Personal information
- Nationality: Australia
- Born: 25 October 1997 (age 28)

Sport
- Club: Hills Districts Athletics Club: Australia

Medal record
Men's athletics
Representing Australia
Paralympic Games
| Gold medal – first place | 2016 Rio | Long jump – T36 |
IPC World Championships
| Bronze medal – third place | 2015 Doha | Long jump – T36 |
| Bronze medal – third place | 2017 London | Long jump – T36 |

= Brayden Davidson =

Australian Paralympic athlete

Brayden Duane Davidson (born 25 October 1997) is an Australian track and field para-athlete who competes mainly in the T36 classification events. He won a bronze medal at the 2015 IPC Athletics World Championships. At the 2016 Rio Paralympics, he won the gold medal in the Men's Long Jump T36.

== Personal ==
Davidson was born on 25 October 1997 and has mild cerebral palsy. He has attended Reynella East College in Adelaide.

== Sporting career ==
In September 2011, Davidson attended an Australian Paralympic Committee talent search day at Santos Stadium. He then qualified for the junior national championships in four events and went on to win a silver in the 400 and a bronze in the long jump, at the junior national championships the year after he won 4 gold medals in the 100m,200m,400m and long jump.

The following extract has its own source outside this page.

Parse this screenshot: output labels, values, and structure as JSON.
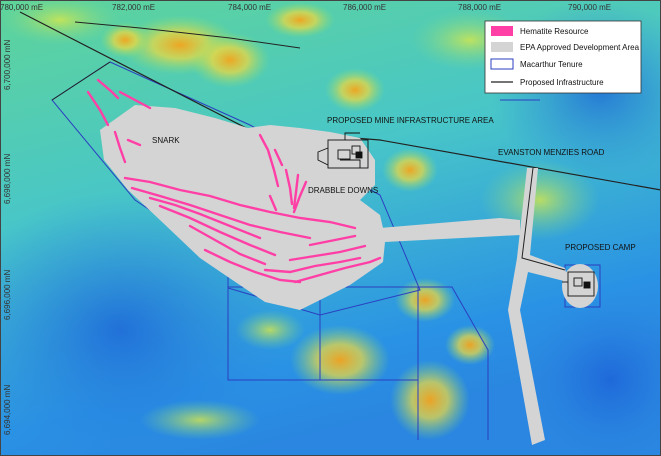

Davidson was awarded a Talented Athlete Award and a Paralympic Scholarship by the South Australian Sports Institute in 2013.
He then went on to compete in the T36 classification in long jump at the 2013 IPC Athletics World Championships where he came fourth in the finals. Whilst still at the world championships Davidson was selected to compete in the T36 Men's 100m at the Sainsbury's Anniversary Games in London where he came fourth.

At the 2014 Australian Athletics Championships held in Melbourne, Davidson won silver in the men's 200m and long jump ambulant events.

In March 2015 Davidson competed at the Australian Junior Athletics Championships held in Sydney. He won gold in long jump, 100m and 400m and achieved a personal best and a new Australian record in the T36 class for long jump. Davidson then went on to win gold and achieved a world record in the men's ambulant long jump at the 2015 Australian Athletics Championships in Brisbane. He also won silver in the men's 200m ambulant and he reached the finals in the men's 100m ambulant event. These results have made him an A-Qualifier for the International Paralympic Committee Athletics World Championships in Doha.
Davidson is now aiming to compete at the 2016 Paralympic Games.

At the 2015 IPC Athletics World Championships in Doha, he won the bronze medal in the Men's Long Jump T36. Davidson dedicated the medal to his grandmother, who encouraged him to become involved in athletics as a child.

Davidson won the gold medal in the Men's Long Jump T36 at the 2016 Rio Paralympics with a jump of 5.62 m, a personal best by 11 cm. He won the gold medal on a count back due to having the second best jump. He dedicated his win to his late grandparents who were central to his pursuit of para-sport. He was awarded the Order of Australia Medal in 2017.

At the 2017 World Para Athletics Championships in London, England, Davidson won the bronze medal in the Men's Long Jump T36 with a leap of 5.39m (+0.2). He finished eight in the Men's 100 T36 (13.29s (+0.1).

He is coached by Lynn Larsen.

==Recognition==
- 2015 – South Australian Sports Institute Athlete with a Disability
- 2016 – South Australian Sports Institute Athlete with a Disability and Elite Athlete with a Disability of the Year at the Advertiser/Channel 7 Sport Star of the Year awards
- 2017 - Elite Athlete with a Disability of the Year at the Advertiser/Channel 7 Sport Star of the Year.